Peu importe que le gouvernement de Vichy ait mis en avant une doctrine régionaliste. Son seul tort en la matière est de ne pas l’avoir appliquée. Loin de prendre en toutes choses le contre-pied de ses mots d’ordre, nous devons conserver beaucoup des pensées lancées par la propagande de la Révolution Nationale, mais en faire des vérités.

De même, les Français dans leur isolement même ont acquis le sentiment que la France est petite, qu’enfermé à l’intérieur on étouffe, et qu’il faut davantage. L’idée de l’Europe, de l’unité européenne, a fait beaucoup pour le succès de la propagande collaborationniste dans les premiers temps. Ce sentiment aussi, on ne saurait trop l’encourager, l’alimenter. Il serait désastreux de l’opposer à la patrie.
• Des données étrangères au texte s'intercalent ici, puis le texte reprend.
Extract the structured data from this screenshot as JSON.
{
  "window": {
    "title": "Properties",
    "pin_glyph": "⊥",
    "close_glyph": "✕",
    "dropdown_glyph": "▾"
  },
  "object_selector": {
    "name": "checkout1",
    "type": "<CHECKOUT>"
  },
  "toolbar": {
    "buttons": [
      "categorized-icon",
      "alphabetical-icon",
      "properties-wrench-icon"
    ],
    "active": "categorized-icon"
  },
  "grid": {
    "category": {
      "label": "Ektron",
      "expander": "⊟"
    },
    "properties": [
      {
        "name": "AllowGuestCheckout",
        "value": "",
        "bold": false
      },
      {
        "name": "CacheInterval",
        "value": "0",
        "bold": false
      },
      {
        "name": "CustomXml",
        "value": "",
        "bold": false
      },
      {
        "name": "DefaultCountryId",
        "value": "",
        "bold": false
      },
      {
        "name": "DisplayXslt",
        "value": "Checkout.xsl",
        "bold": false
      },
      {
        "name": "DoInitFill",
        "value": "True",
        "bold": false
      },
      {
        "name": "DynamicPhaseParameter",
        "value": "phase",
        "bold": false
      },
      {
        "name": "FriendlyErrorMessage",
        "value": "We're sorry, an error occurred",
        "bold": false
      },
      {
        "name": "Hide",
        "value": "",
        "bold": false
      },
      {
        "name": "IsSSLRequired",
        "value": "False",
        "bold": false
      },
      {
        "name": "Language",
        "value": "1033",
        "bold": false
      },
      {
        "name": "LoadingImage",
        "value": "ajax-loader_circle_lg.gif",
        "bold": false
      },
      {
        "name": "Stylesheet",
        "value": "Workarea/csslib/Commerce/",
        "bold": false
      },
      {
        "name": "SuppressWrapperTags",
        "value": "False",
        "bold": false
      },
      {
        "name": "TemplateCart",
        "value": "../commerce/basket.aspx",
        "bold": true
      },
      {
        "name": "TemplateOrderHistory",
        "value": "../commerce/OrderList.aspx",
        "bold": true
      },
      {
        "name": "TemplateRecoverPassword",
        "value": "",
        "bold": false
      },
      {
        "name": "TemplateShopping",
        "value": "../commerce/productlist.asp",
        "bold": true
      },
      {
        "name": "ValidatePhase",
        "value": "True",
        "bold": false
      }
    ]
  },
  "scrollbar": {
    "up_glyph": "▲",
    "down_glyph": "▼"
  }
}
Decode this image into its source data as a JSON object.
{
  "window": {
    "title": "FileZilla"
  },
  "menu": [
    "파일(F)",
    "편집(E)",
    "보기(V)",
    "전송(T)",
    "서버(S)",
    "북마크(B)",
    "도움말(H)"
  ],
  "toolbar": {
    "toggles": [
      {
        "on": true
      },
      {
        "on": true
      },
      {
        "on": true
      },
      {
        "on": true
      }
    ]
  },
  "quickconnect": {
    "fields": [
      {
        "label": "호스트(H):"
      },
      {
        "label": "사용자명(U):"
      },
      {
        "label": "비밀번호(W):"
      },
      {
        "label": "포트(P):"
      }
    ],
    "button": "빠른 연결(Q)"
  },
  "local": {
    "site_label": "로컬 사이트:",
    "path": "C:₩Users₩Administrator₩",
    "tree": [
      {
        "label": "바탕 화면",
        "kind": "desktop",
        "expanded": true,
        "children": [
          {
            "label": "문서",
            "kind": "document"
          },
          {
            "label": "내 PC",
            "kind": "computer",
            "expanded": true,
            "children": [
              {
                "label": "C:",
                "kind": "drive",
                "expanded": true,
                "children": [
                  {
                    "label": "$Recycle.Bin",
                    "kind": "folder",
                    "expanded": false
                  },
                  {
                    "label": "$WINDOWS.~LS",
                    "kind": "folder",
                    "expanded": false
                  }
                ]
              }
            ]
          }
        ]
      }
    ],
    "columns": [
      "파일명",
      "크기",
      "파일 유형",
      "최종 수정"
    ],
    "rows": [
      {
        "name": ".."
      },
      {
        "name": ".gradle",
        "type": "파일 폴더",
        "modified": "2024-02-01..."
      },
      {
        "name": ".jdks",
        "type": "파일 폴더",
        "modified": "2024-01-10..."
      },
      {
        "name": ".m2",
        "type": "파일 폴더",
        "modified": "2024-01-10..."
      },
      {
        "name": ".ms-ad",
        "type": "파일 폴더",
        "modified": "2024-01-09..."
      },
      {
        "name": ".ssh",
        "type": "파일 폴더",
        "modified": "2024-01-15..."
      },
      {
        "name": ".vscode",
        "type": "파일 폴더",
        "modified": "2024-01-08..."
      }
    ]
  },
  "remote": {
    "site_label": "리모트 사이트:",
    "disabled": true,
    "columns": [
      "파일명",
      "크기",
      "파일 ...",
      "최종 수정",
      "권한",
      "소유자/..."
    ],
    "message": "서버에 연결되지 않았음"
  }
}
Enfin on ne saurait trop encourager l’existence de milieux d’idées ne constituant pas des rouages de la vie publique ; car à cette seule condition ils ne sont pas des cadavres. C’est le cas des syndicats, s’ils ne sont pas chargés de responsabilités quotidiennes dans l’organisation économique. C’est le cas des milieux chrétiens, protestants ou catholiques, et plus particulièrement d’organisations comme la J. O. C. ; mais un État qui succomberait le moins du monde à des velléités cléricales les tuerait à coup sûr. C’est le cas de collectivités surgies après la défaite, les unes officiellement, Chantiers de Jeunesse, Compagnons, les autres clandestinement, à savoir les groupes de résistance. Les unes ont un peu de vie malgré leur caractère officiel, par un concours exceptionnel de circonstances ; mais si on leur conservait ce caractère elles mourraient. Les autres sont nées de la lutte contre l’État, et si l’on succombait à la tentation de leur donner une existence officielle dans la vie publique, cela les ravagerait moralement à un degré terrible.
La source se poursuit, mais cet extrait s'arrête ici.